7. Evaluating AI-generated content
You should evaluate the quality and reliability of AI-generated content before relying on it, just as you would information from any source. Information provided by generative AI tools may be:
- Incorrect
- Out of date
- Biased or offensive
- Lacking common sense
- Lacking originality
AI tools tend to produce ‘middle-of-the-road’ answers, based on a consensus of the most common information in the AI’s training data. You should continue to think critically as you use the tools for your learning. Ask yourself:
- Is the response you’ve been given too conservative?
- Is there an alternative viewpoint that has been missed?
- What are your views — do you disagree with the information?
Methods for evaluating information
The CRAAP test is useful to consider when evaluating information generally and also emphasises some of the challenges with the evaluation of AI-generated content.
Information Essentials contains detailed advice on what you should consider when evaluating an information source. Some things to consider include:
- Currency
- Relevancy
- Authority
- Accuracy
- Purpose
Challenges
Different generative AI tools have different limitations. It is not always clear how current information contained in LLMs is. OpenAI’s documentation states that GPT-4 “generally lacks knowledge of events that have occurred after the vast majority of its data cuts off (September 2021)”. It is, however, capable of searching the web to find more recent information.
LLMs may not always present you with the sources for answers, or rely on unsuitable sources. This can make it difficult to judge the relevance, authority, accuracy and purpose of the information.
I can help with a wide range of topics, but there are some limitations. For example, I don’t have access to:
- Personal data unless shared with me during our conversation.
- Real-time data like live sports scores or stock prices.
- Confidential or proprietary information.
- Certain copyrighted content in full, such as books, articles, or songs.
Source: Answer provided by Microsoft Copilot on 26 November 2024.
Tips for confirming the information provided by AI tools
- Ask the tool to provide you with sources. You can ask for a specific type of source (peer-reviewed journal articles, news articles or academic sources). You can provide other constraints such as a time limit, e.g. ‘Can you provide academic sources from the last 5 years?’. Writing your prompt in academic or formal language will increase the chance of getting those types of sources. Note that there’s no guarantee that the AI tool will give you what you ask for but these techniques can increase the chance of better outcomes.
- Locate the sources provided and confirm the information is real. Generative AI tools will present false information as fact and make up references.
- Once you confirm the sources, consider their quality and whether they are appropriate for your task.
- Look for other reputable sources that also confirm the information.

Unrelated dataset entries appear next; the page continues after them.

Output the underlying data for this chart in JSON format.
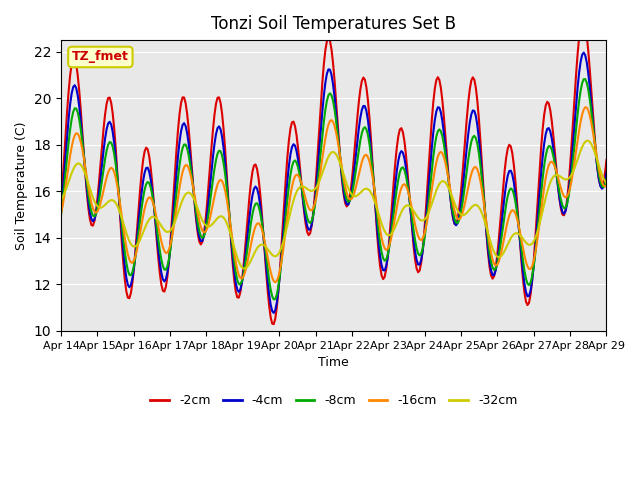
{
  "title": "Tonzi Soil Temperatures Set B",
  "xlabel": "Time",
  "ylabel": "Soil Temperature (C)",
  "ylim": [
    10,
    22.5
  ],
  "xlim": [
    0,
    15
  ],
  "x_tick_labels": [
    "Apr 14",
    "Apr 15",
    "Apr 16",
    "Apr 17",
    "Apr 18",
    "Apr 19",
    "Apr 20",
    "Apr 21",
    "Apr 22",
    "Apr 23",
    "Apr 24",
    "Apr 25",
    "Apr 26",
    "Apr 27",
    "Apr 28",
    "Apr 29"
  ],
  "annotation_text": "TZ_fmet",
  "annotation_color": "#cc0000",
  "annotation_bg": "#ffffcc",
  "annotation_border": "#cccc00",
  "bg_color": "#e8e8e8",
  "series": {
    "-2cm": {
      "color": "#dd0000",
      "lw": 1.5
    },
    "-4cm": {
      "color": "#0000cc",
      "lw": 1.5
    },
    "-8cm": {
      "color": "#00aa00",
      "lw": 1.5
    },
    "-16cm": {
      "color": "#ff8800",
      "lw": 1.5
    },
    "-32cm": {
      "color": "#cccc00",
      "lw": 1.5
    }
  },
  "legend_labels": [
    "-2cm",
    "-4cm",
    "-8cm",
    "-16cm",
    "-32cm"
  ],
  "legend_colors": [
    "#dd0000",
    "#0000cc",
    "#00aa00",
    "#ff8800",
    "#cccc00"
  ],
  "yticks": [
    10,
    12,
    14,
    16,
    18,
    20,
    22
  ]
}
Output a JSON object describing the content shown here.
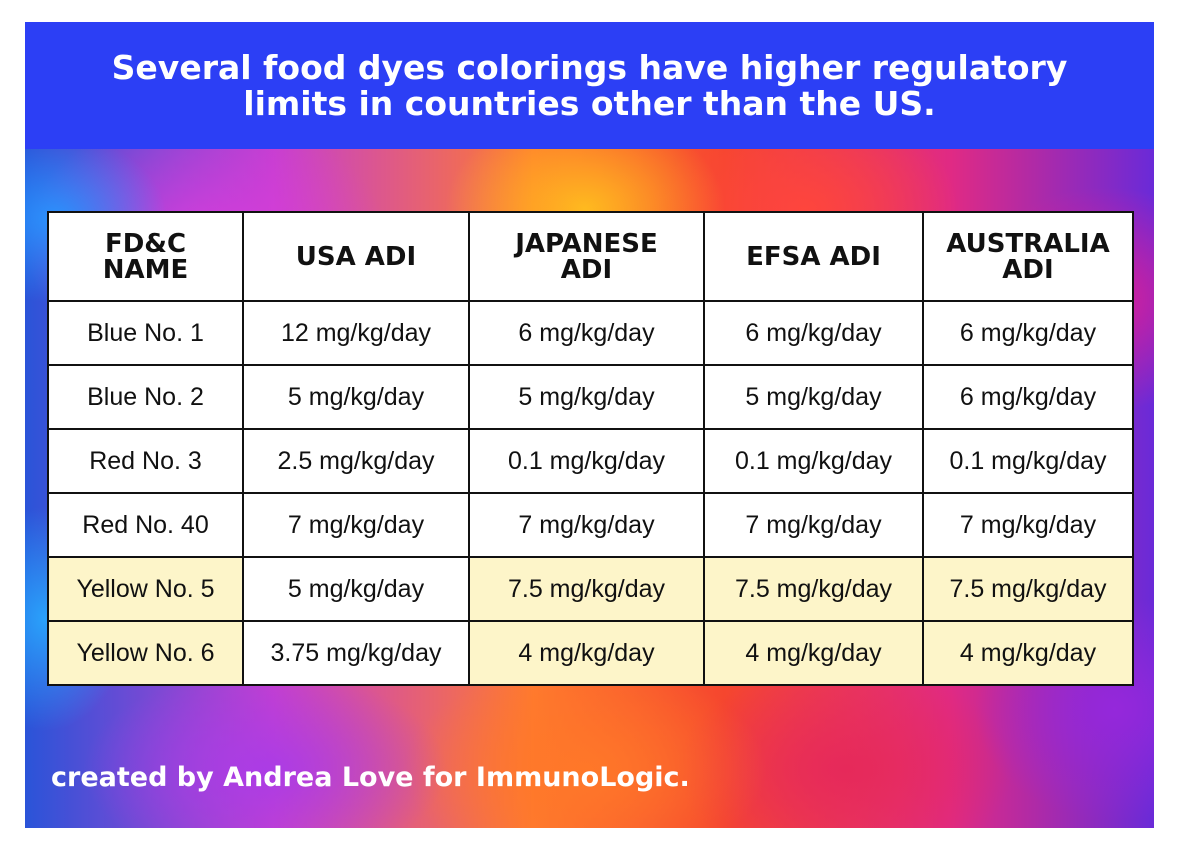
{
  "title": "Several food dyes colorings have higher regulatory limits in countries other than the US.",
  "footer": "created by Andrea Love for ImmunoLogic.",
  "colors": {
    "header_bg": "#2c3ff5",
    "highlight": "#fdf5c9",
    "border": "#111111",
    "text_on_header": "#ffffff"
  },
  "table": {
    "headers": [
      "FD&C NAME",
      "USA ADI",
      "JAPANESE ADI",
      "EFSA ADI",
      "AUSTRALIA ADI"
    ],
    "rows": [
      {
        "cells": [
          "Blue No. 1",
          "12 mg/kg/day",
          "6 mg/kg/day",
          "6 mg/kg/day",
          "6 mg/kg/day"
        ],
        "highlight": [
          false,
          false,
          false,
          false,
          false
        ]
      },
      {
        "cells": [
          "Blue No. 2",
          "5 mg/kg/day",
          "5 mg/kg/day",
          "5 mg/kg/day",
          "6 mg/kg/day"
        ],
        "highlight": [
          false,
          false,
          false,
          false,
          false
        ]
      },
      {
        "cells": [
          "Red No. 3",
          "2.5 mg/kg/day",
          "0.1 mg/kg/day",
          "0.1 mg/kg/day",
          "0.1 mg/kg/day"
        ],
        "highlight": [
          false,
          false,
          false,
          false,
          false
        ]
      },
      {
        "cells": [
          "Red No. 40",
          "7 mg/kg/day",
          "7 mg/kg/day",
          "7 mg/kg/day",
          "7 mg/kg/day"
        ],
        "highlight": [
          false,
          false,
          false,
          false,
          false
        ]
      },
      {
        "cells": [
          "Yellow No. 5",
          "5 mg/kg/day",
          "7.5 mg/kg/day",
          "7.5 mg/kg/day",
          "7.5 mg/kg/day"
        ],
        "highlight": [
          true,
          false,
          true,
          true,
          true
        ]
      },
      {
        "cells": [
          "Yellow No. 6",
          "3.75 mg/kg/day",
          "4 mg/kg/day",
          "4 mg/kg/day",
          "4 mg/kg/day"
        ],
        "highlight": [
          true,
          false,
          true,
          true,
          true
        ]
      }
    ]
  }
}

“Treat the AI like a slightly unreliable friend. Have a chat, ask some questions. Don’t trust the answers though.”
Human in the loop
Evaluating the outputs of AI tools is sometimes referred to as “human-in-the-loop” work. Many of the AI models are based on predictive modelling and contextual understanding of the prompts they’re given. Constant feedback by the human-in-the-loop can improve your specific output and also the AI tools and models “and enhance the accuracy, reliability, and adaptability of ML systems, harnessing the unique capabilities of both humans and machines” (Source: What is Human-in-the-Loop in AI & ML?).